Narasumber pertama, Pendeta Evi Julianti Rumagit Zebua, S.Si-Teol., memaparkan perspektif Kristen tentang moderasi yang berakar pada ajaran kasih. Ia mengutip Matius 22:39 tentang perintah mengasihi sesama manusia seperti diri sendiri.

“Inti iman adalah cinta kasih, bukan kekerasan atau penindasan atas nama agama. Moderasi menolak ekstremisme dengan mempromosikan dialog ekumenis,” ujar Pendeta Evi.

Ia menambahkan bahwa semangat menghormati kebebasan beragama juga tertuang dalam Kisah Para Rasul 17:26-27. “Di Indonesia, hal ini terwujud nyata melalui gotong royong gereja dengan masyarakat lintas agama, membangun harmoni tanpa mengorbankan iman pribadi,” tegasnya.

Sementara itu, Tokoh Agama Konghucu, Herman Mulyanto, menjelaskan konsep moderasi melalui ajaran “Jalan Tengah” atau Zhongyong dari Kong Zi. Ajaran ini menekankan keseimbangan antara individu, masyarakat, dan alam semesta.

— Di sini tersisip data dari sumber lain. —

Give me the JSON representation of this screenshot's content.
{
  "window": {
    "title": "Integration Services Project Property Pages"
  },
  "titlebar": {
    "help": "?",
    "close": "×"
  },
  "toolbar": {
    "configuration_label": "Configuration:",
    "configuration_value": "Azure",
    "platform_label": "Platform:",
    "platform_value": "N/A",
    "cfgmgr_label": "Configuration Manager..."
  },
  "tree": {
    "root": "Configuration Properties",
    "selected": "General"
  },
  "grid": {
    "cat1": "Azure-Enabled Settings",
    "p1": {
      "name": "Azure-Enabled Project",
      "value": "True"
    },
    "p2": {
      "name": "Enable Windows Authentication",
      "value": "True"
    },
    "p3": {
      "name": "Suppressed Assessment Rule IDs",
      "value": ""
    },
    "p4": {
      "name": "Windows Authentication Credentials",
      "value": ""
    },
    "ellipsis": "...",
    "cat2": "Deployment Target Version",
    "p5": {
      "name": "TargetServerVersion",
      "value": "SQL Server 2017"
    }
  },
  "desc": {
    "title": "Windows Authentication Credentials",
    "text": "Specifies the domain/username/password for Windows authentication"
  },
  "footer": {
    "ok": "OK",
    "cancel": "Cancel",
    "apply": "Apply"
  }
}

“Moderasi mendorong sikap rendah hati dan harmoni sosial melalui lima hubungan dasar atau Wulun. Umat Konghucu dipanggil untuk tidak memaksakan keyakinan, melainkan membangun Li (etika ritual) dan Ren (kemanusiaan) demi perdamaian bersama,” jelas Herman.

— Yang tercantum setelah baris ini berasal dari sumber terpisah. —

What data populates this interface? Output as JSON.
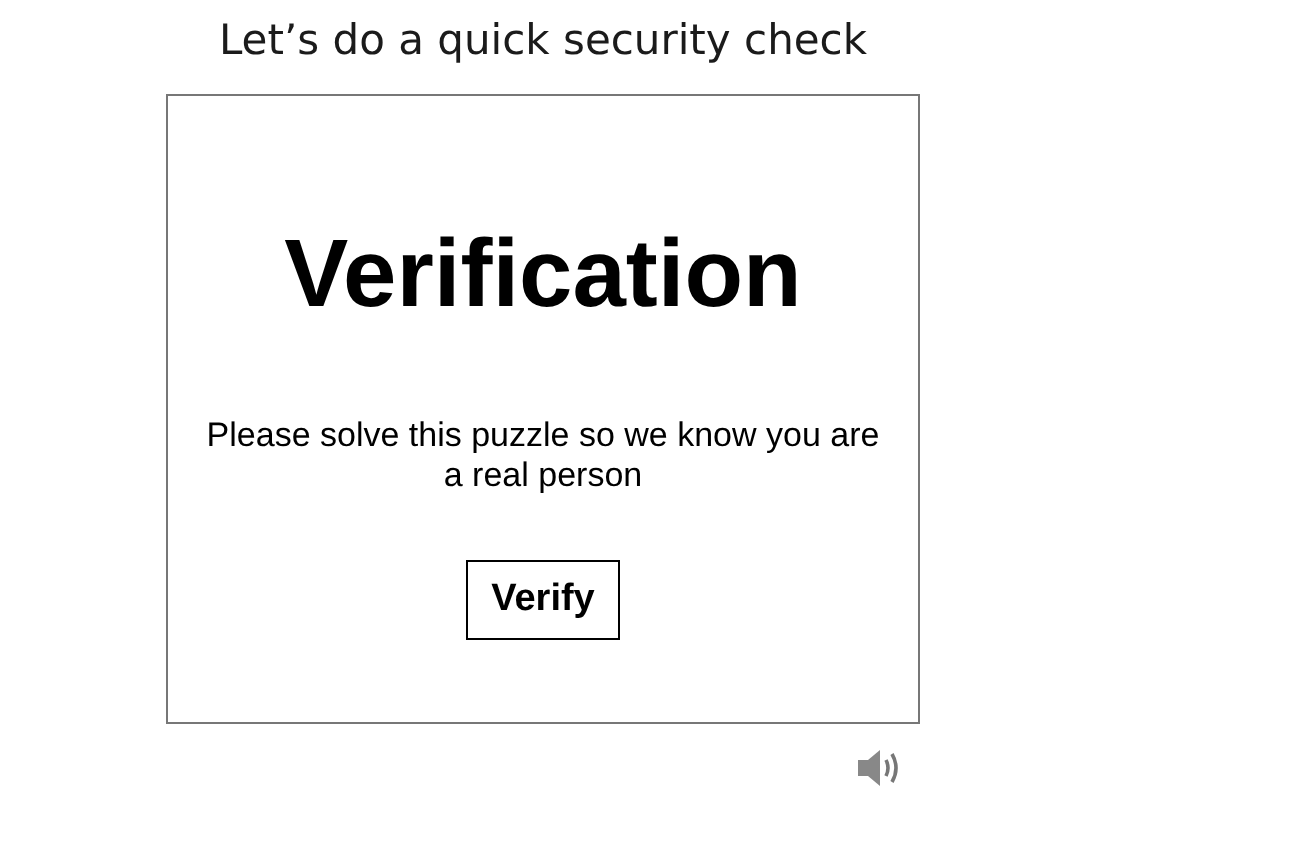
{
  "heading": "Let’s do a quick security check",
  "challenge": {
    "title": "Verification",
    "message": "Please solve this puzzle so we know you are a real person",
    "button": "Verify"
  }
}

Dari perspektif kearifan lokal, Tokoh Penghayat Kepercayaan, Ibu Sri Rengganis, menekankan filosofi “Sang Hyang Widi” yang menyatukan segala kehidupan. Menurutnya, moderasi menghindari fanatisme melalui ritual yang inklusif, seperti tradisi slametan.

“Hal ini selaras dengan ajaran leluhur Jawa memayu hayuning bawana atau memperindah keindahan dunia. Umat penghayat menjaga keseimbangan batin (manunggaling kawula gusti) dan menghormati keragaman sebagai manifestasi Tuhan yang Esa,” terangnya.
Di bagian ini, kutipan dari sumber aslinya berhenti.